The site was likely inhabited by the Kilamope and later Upano peoples, but not much is known about these cultures.
Pits and hearths were discovered in some of the earthen platforms, as well as jars, grindstones and burnt seeds, the authors told the BBC. The inhabitants also likely ate maize and sweet potatoes and brewed a kind of sweet beer called “chicha.”
First author Rostain was the first archaeologist to discover the site over two decades ago, but recent improvements in light detection and ranging (LIDAR) scans have allowed scientists to pierce through the dense Amazon canopy to view these ancient sites like never before.

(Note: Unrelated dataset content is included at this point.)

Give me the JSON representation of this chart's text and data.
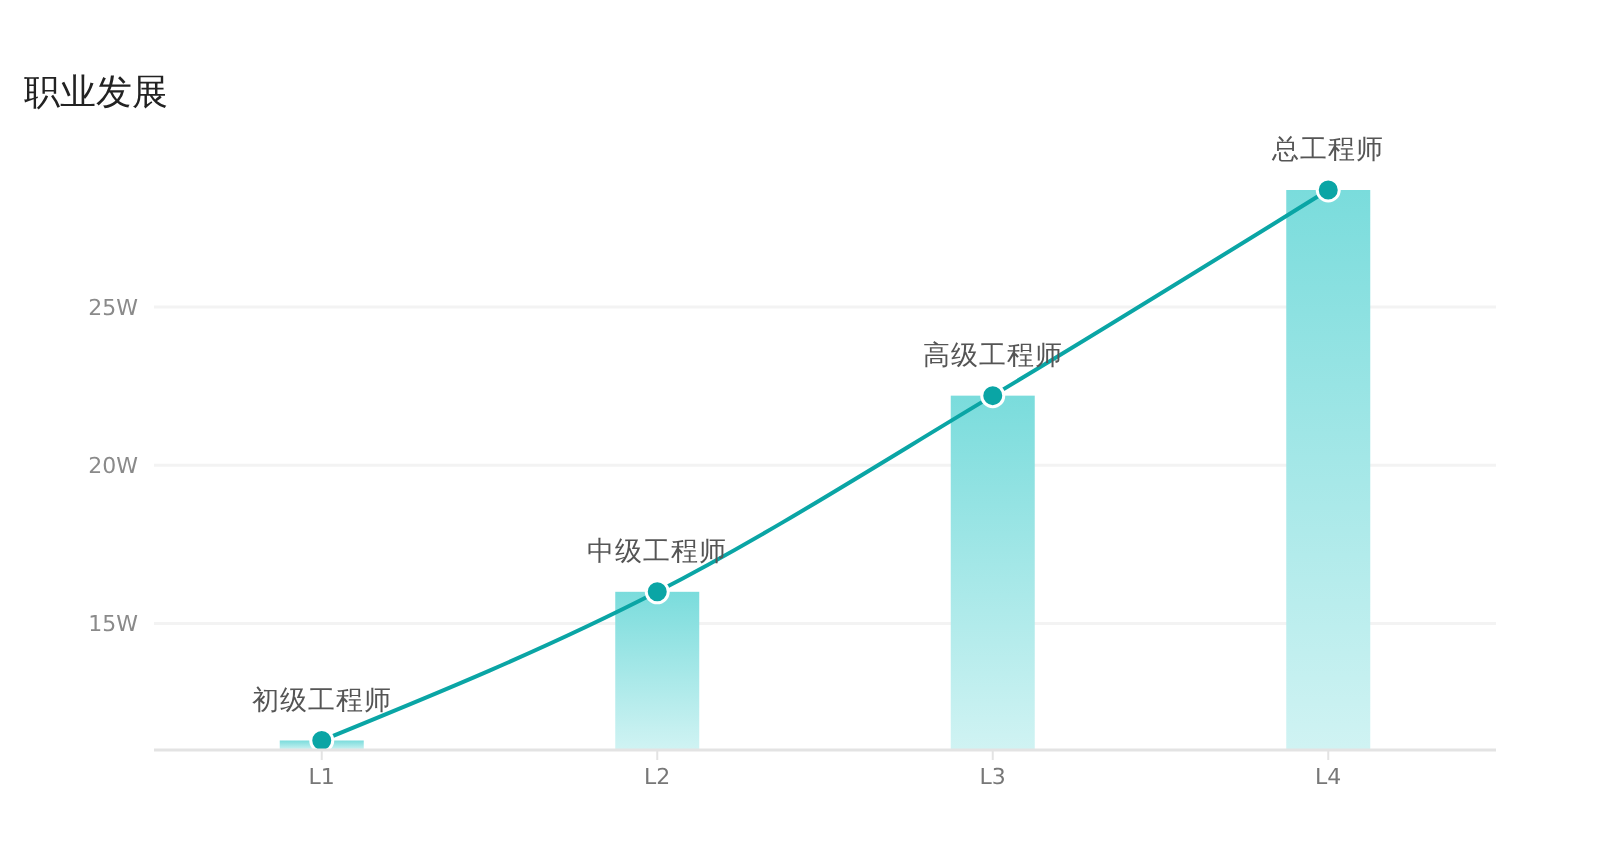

This LIDAR mapping shows a landscape that still bears the evidence of human hands thousands of years later, even if there isn’t much in the way of material ruins.
While the Inca, for instance, built with stone, Amazonian societies typically didn’t have stone on hand to build with, so they built with mud, according to archaeologist José Iriarte, who wasn’t involved in the research.
Iriarte told the BBC that the discovery of these cities is like discovering another Mayan civilization, “but with completely different architecture, land use, ceramics.”
The authors of the study write that they hope this research helps us “revise our preconceptions of the Amazonian world” and recognize the immense complexity and diversity of people in the Amazon.
“Such a discovery is another vivid example of the underestimation of Amazonia’s twofold heritage: environmental but also cultural, and therefore Indigenous,” the paper reads.